Lebanon's business conditions register softest deterioration in 18 months
Output and new order downturns ease, despite remaining sharp overall
Lebanon's private sector shrunk at a slower pace in April, with business conditions hitting an 18-month high due to a slower decline in output and new orders.
The Blom Lebanon PMI, which measures operating conditions in the Lebanese private sector, rose to 47.1 in April from 46.4 in March, but remained below the 50.0 mark that separates growth from contraction.
The PMI reading was driven mainly by slower contractions in output and new orders, with rates of decline easing to the slowest since October 2019 in both cases. The index was also helped by the easing of higher input and output cost burdens due to a weaker exchange rate coercing inflation upwards. Additionally, employment appears to have stabilised with wages registering a marginal decline, according to the survey.
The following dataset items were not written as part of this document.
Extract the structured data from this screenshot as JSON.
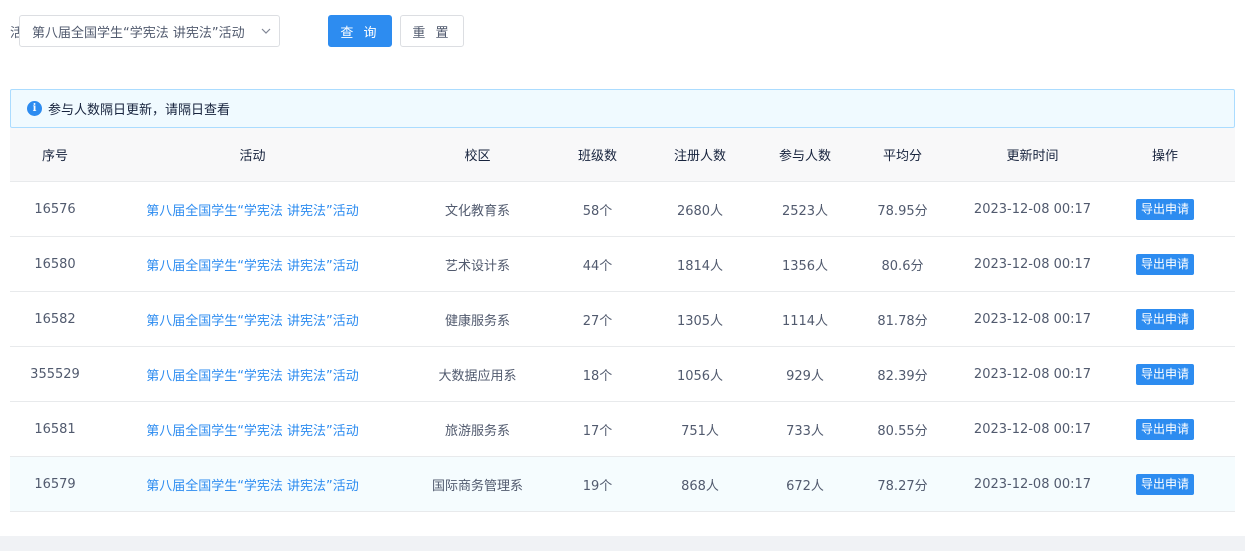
{
  "filter": {
    "label": "活动",
    "select_value": "第八届全国学生“学宪法 讲宪法”活动",
    "query_label": "查 询",
    "reset_label": "重 置"
  },
  "notice": {
    "text": "参与人数隔日更新，请隔日查看",
    "icon": "info-icon"
  },
  "table": {
    "headers": [
      "序号",
      "活动",
      "校区",
      "班级数",
      "注册人数",
      "参与人数",
      "平均分",
      "更新时间",
      "操作"
    ],
    "rows": [
      {
        "id": "16576",
        "activity": "第八届全国学生“学宪法 讲宪法”活动",
        "campus": "文化教育系",
        "classes": "58个",
        "registered": "2680人",
        "participants": "2523人",
        "avg": "78.95分",
        "updated": "2023-12-08 00:17",
        "action": "导出申请"
      },
      {
        "id": "16580",
        "activity": "第八届全国学生“学宪法 讲宪法”活动",
        "campus": "艺术设计系",
        "classes": "44个",
        "registered": "1814人",
        "participants": "1356人",
        "avg": "80.6分",
        "updated": "2023-12-08 00:17",
        "action": "导出申请"
      },
      {
        "id": "16582",
        "activity": "第八届全国学生“学宪法 讲宪法”活动",
        "campus": "健康服务系",
        "classes": "27个",
        "registered": "1305人",
        "participants": "1114人",
        "avg": "81.78分",
        "updated": "2023-12-08 00:17",
        "action": "导出申请"
      },
      {
        "id": "355529",
        "activity": "第八届全国学生“学宪法 讲宪法”活动",
        "campus": "大数据应用系",
        "classes": "18个",
        "registered": "1056人",
        "participants": "929人",
        "avg": "82.39分",
        "updated": "2023-12-08 00:17",
        "action": "导出申请"
      },
      {
        "id": "16581",
        "activity": "第八届全国学生“学宪法 讲宪法”活动",
        "campus": "旅游服务系",
        "classes": "17个",
        "registered": "751人",
        "participants": "733人",
        "avg": "80.55分",
        "updated": "2023-12-08 00:17",
        "action": "导出申请"
      },
      {
        "id": "16579",
        "activity": "第八届全国学生“学宪法 讲宪法”活动",
        "campus": "国际商务管理系",
        "classes": "19个",
        "registered": "868人",
        "participants": "672人",
        "avg": "78.27分",
        "updated": "2023-12-08 00:17",
        "action": "导出申请"
      }
    ]
  },
  "colors": {
    "primary": "#2d8cf0",
    "notice_bg": "#f0faff",
    "notice_border": "#abdcff",
    "header_bg": "#f8f8f9"
  }
}
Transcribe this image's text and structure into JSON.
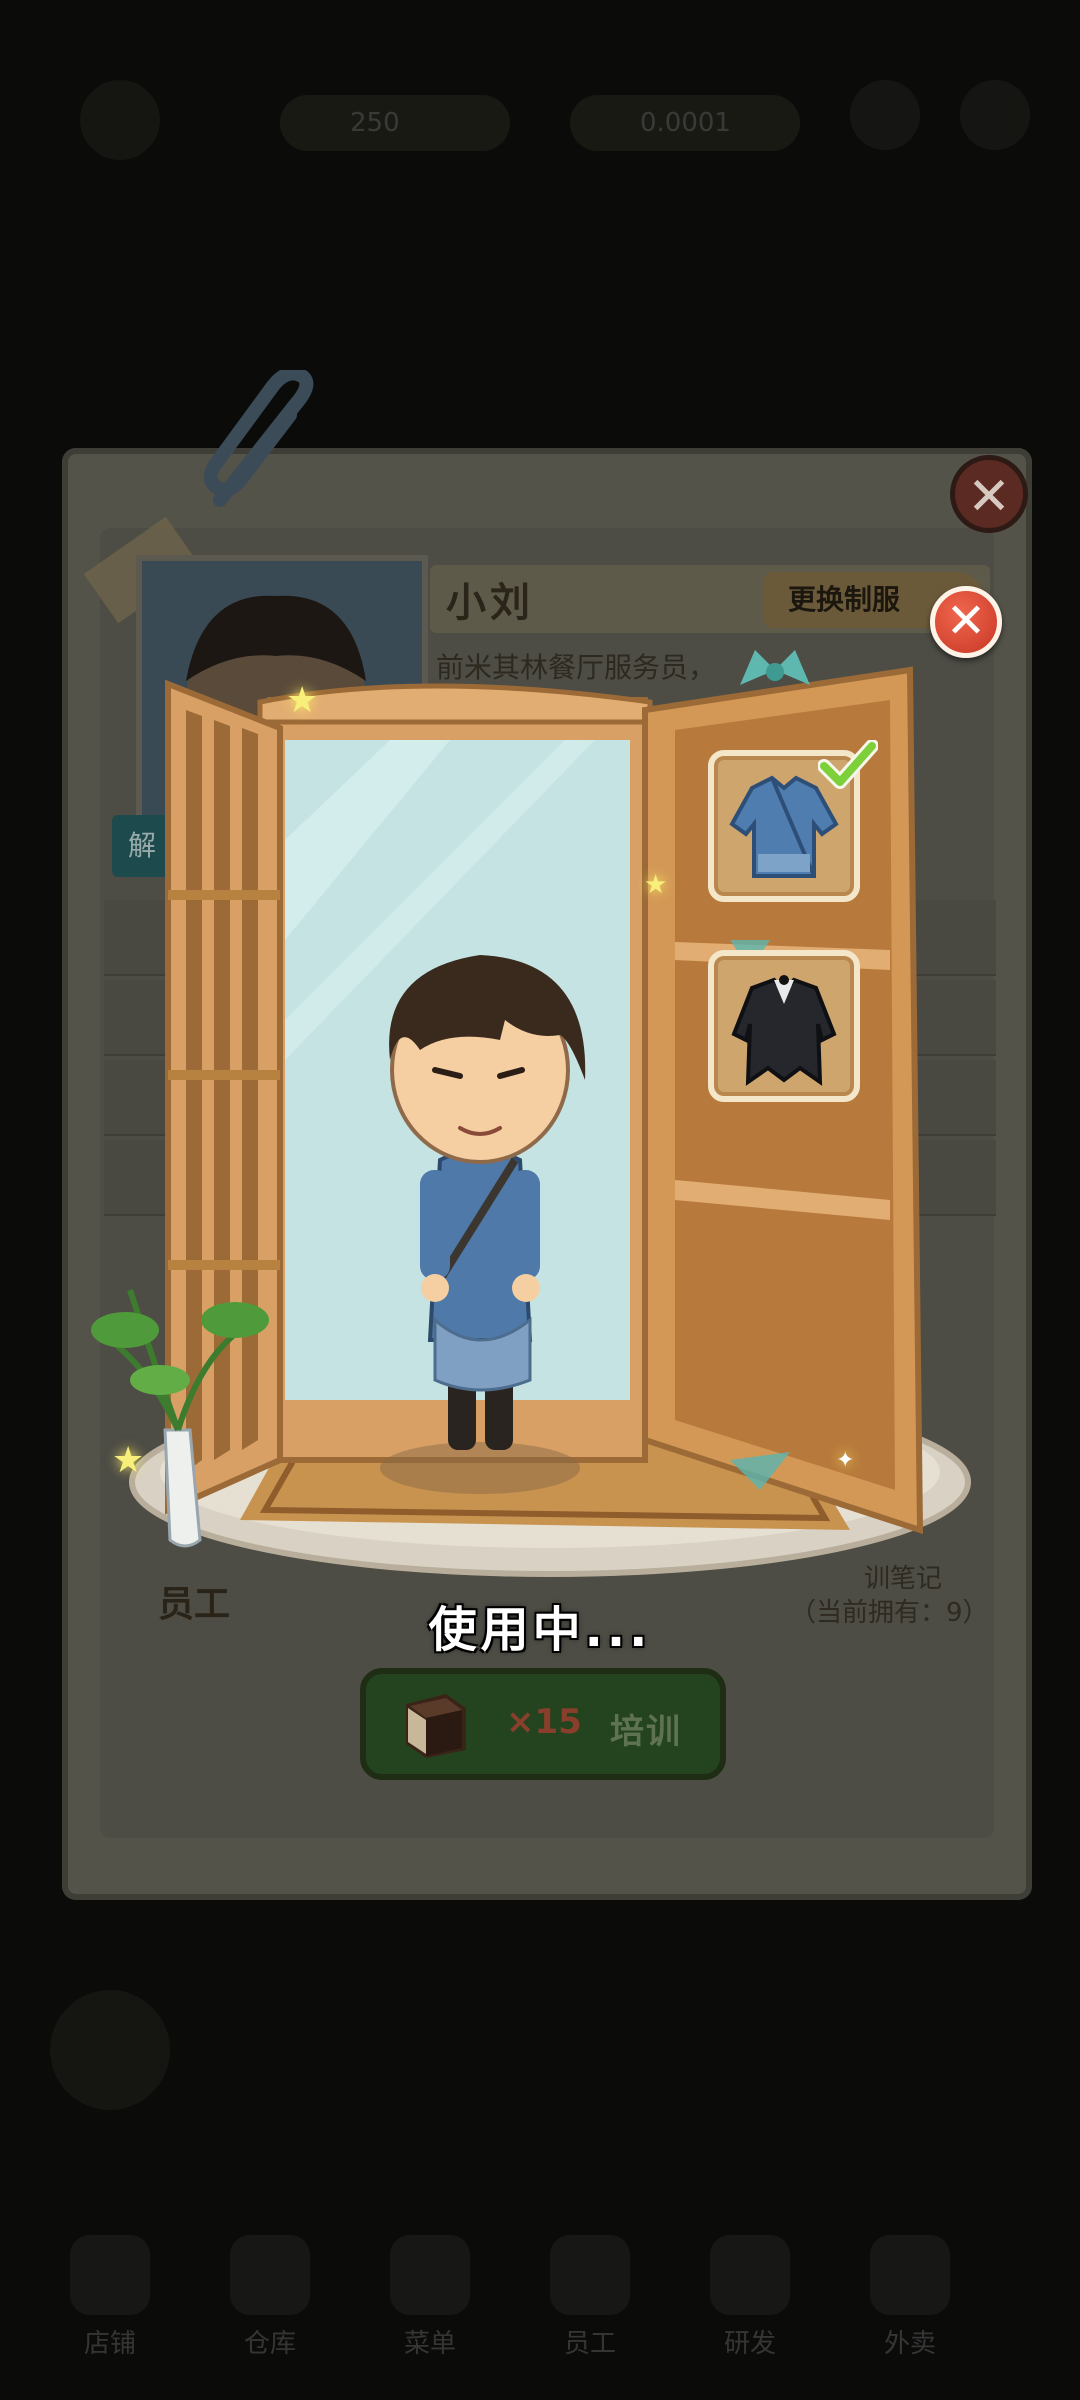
{
  "hud": {
    "coin_value": "250",
    "cash_value": "0.0001"
  },
  "profile": {
    "name": "小刘",
    "change_uniform_label": "更换制服",
    "description": "前米其林餐厅服务员，",
    "side_tab_label": "解",
    "staff_label": "员工",
    "notes_label": "训笔记",
    "owned_label": "（当前拥有：9）"
  },
  "train_button": {
    "count": "×15",
    "label": "培训"
  },
  "wardrobe": {
    "status_text": "使用中...",
    "uniforms": [
      {
        "name": "blue-uniform",
        "selected": true
      },
      {
        "name": "black-tailcoat",
        "selected": false
      }
    ]
  },
  "bottom_nav": [
    {
      "label": "店铺"
    },
    {
      "label": "仓库"
    },
    {
      "label": "菜单"
    },
    {
      "label": "员工"
    },
    {
      "label": "研发"
    },
    {
      "label": "外卖"
    }
  ],
  "colors": {
    "close_red": "#d9432c",
    "train_green": "#24441f",
    "check_green": "#7ed03a",
    "wood": "#d9a066"
  }
}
"Despite all this, prospects regarding future business conditions and output remain [at a] record low for the coming year, subsequent to Lebanon’s economic instability in the absence of government formation efforts and economic reform programmes,” Fadi Osseiran, Blominvest Bank's general manager, said.
Lebanon is in the grip of the worst economic crisis in three decades. The Lebanese pound, or lira, has lost more than 80 per cent of its value against the US dollar. Inflation, which soared to 158 per cent in March, has increasingly pushed people below the poverty line following the country's default on eurobonds. Banks have all but cut customers off from their dollar deposits.
Firms "remained extremely pessimistic towards the 12-month business outlook", according to the survey. Sentiment remained at "rock bottom" for the third month running with some panellists expressing concerns about the country's political instability and the economic crisis.
A deadlock over the government's cabinet formation since last October over disagreements on the number of ministers, distribution of portfolios and veto power in line with the country's sectarian power sharing system has raised the spectre of violence. Lebanon has had three notable periods of civil strife in its history – the first dating back to the 1860s, the second in the 1950s and its longest started in 1975 and lasted 15 years.
In December, the Institute of International Finance said a lack of political will to implement real reforms is pushing the country’s economic trajectory toward that of a “failed state”.
Half of Lebanon’s population may fall into poverty unless it institutes reforms, improves social protection measures and widens the pension system, the World Bank said in December. Poverty reached 45 per cent of the country's population in 2019, compared with a third in 2018 and 27.4 per cent in 2011-2012, while extreme poverty reached 22 per cent in 2019, according to the Washington-based lender.